As the market continues to grow at a rapid pace, two companies have recently caught the eye of U.S. firms and medical specialists, leading to more financial opportunities. Israel's BioView (BIOV) signed a cooperation agreement with Silicon Valley-based laboratory OncoMDx last March, to develop a noninvasive diagnostic test for the early detection of NSCLC. If the clinical trial is successful, the test's market potential in the U.S. is estimated at $80-200 million annually. More recently, BioView entered into a cooperation agreement with France's ScreenCell. The announcement brought Bio View's shares up 3.8%. On the other side of the world, Canada-based Verisante Technology (VRSEF.PK) came into the spotlight when it renewed a promising Collaborative Research Agreement (CRA) with the British Columbia Cancer Agency (BCCA) to pursue the development of its Aura device for skin cancer detection and its Core system for the detection of lung, gastro-intestinal and cervical cancers.

Many of the challenges facing the drug industry are magnified in the biotech field. Without long track records to point to, a company's success is highly dependent on convincing investors that it's on to something new, interesting and marketable. Adequate capitalization to fund their operations, clinical studies, as well as production and distribution is a do or die no matter how good a product could be. Bio View's model alleviates the capitalization risk by keeping to its core competencies - R&D and aligning with strategic partners on the business side. In Verisante's case their 2011 financial statements show that it has sufficient cash resources available to meet its obligations for at least the next twelve months. That however, is not an indicator of adequate capitalization for the long haul. Should the Company 's Aura system (see below) get US FDA approval, they will no doubt have to raise a additional capital thereby diluting its current share base, or be forced to align with a large player that has an established production system and distribution channels already in place.

Verisante has a many good things going for it that may set the Company on an acquisition track.
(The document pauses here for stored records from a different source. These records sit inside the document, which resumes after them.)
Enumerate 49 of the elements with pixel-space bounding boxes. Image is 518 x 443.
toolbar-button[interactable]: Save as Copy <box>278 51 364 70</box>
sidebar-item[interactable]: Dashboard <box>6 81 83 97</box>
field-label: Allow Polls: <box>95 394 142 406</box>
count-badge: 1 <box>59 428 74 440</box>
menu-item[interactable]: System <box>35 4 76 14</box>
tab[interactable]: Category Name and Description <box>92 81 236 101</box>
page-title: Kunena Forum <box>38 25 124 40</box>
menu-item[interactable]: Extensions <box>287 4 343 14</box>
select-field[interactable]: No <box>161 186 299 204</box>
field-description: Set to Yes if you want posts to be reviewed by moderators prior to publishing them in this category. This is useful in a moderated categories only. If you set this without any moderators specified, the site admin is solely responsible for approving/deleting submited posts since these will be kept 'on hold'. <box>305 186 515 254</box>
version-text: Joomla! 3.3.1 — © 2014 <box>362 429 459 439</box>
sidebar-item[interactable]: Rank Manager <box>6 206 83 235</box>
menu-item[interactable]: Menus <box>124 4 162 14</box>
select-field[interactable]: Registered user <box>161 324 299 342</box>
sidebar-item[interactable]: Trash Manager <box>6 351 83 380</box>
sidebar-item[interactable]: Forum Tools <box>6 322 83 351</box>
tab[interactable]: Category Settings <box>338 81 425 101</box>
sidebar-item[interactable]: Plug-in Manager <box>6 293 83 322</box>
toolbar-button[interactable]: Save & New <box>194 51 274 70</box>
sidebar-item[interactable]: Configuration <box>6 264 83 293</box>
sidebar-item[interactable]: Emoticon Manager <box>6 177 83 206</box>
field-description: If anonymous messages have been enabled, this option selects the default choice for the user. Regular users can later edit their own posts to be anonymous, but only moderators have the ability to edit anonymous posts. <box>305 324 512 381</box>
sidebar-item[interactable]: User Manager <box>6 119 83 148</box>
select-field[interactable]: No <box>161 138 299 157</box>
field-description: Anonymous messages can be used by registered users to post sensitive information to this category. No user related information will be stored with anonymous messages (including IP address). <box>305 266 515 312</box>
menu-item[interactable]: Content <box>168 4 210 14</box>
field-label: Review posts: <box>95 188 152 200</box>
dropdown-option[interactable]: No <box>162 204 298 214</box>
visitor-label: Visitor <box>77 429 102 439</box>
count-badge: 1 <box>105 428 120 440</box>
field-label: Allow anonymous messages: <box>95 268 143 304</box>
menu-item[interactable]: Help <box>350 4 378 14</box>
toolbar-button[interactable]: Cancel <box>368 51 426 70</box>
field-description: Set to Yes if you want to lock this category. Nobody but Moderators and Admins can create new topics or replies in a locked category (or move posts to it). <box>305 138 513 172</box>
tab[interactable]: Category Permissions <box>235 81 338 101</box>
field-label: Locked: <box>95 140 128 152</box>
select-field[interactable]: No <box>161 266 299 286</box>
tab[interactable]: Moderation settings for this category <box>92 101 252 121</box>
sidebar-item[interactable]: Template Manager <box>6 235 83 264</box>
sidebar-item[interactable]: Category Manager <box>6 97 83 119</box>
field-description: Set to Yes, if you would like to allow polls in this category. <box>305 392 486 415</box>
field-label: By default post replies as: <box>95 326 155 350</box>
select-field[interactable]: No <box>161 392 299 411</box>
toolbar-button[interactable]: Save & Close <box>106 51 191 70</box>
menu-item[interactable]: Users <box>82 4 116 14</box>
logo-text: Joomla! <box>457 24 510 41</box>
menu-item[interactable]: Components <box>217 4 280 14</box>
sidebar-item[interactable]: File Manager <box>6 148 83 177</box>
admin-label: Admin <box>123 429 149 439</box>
According to the Company's website the success of their pilot studies of their Aura and Core devices in 200 2011 clearly established the company as one of the leaders in its field. The Aura system found every case of melanoma in 274 lesions flagged for biopsy, while preneoplastic lesions were detected with a sensitivity of 96% and a specificity of 91% with the Core device. Additionally, Verisante initiated the FDA approval process for its Aura system, last year, after the device was first authorized for sale in Canada, Australia and the European Union. According to Zacks Equity Research, entry into the U.S. would increase Verisante's dermatology practice market alone by another 50% (in device sales and recurring revenue).

Disclosure: I have no positions in any stocks mentioned, and no plans to initiate any positions within the next 72 hours.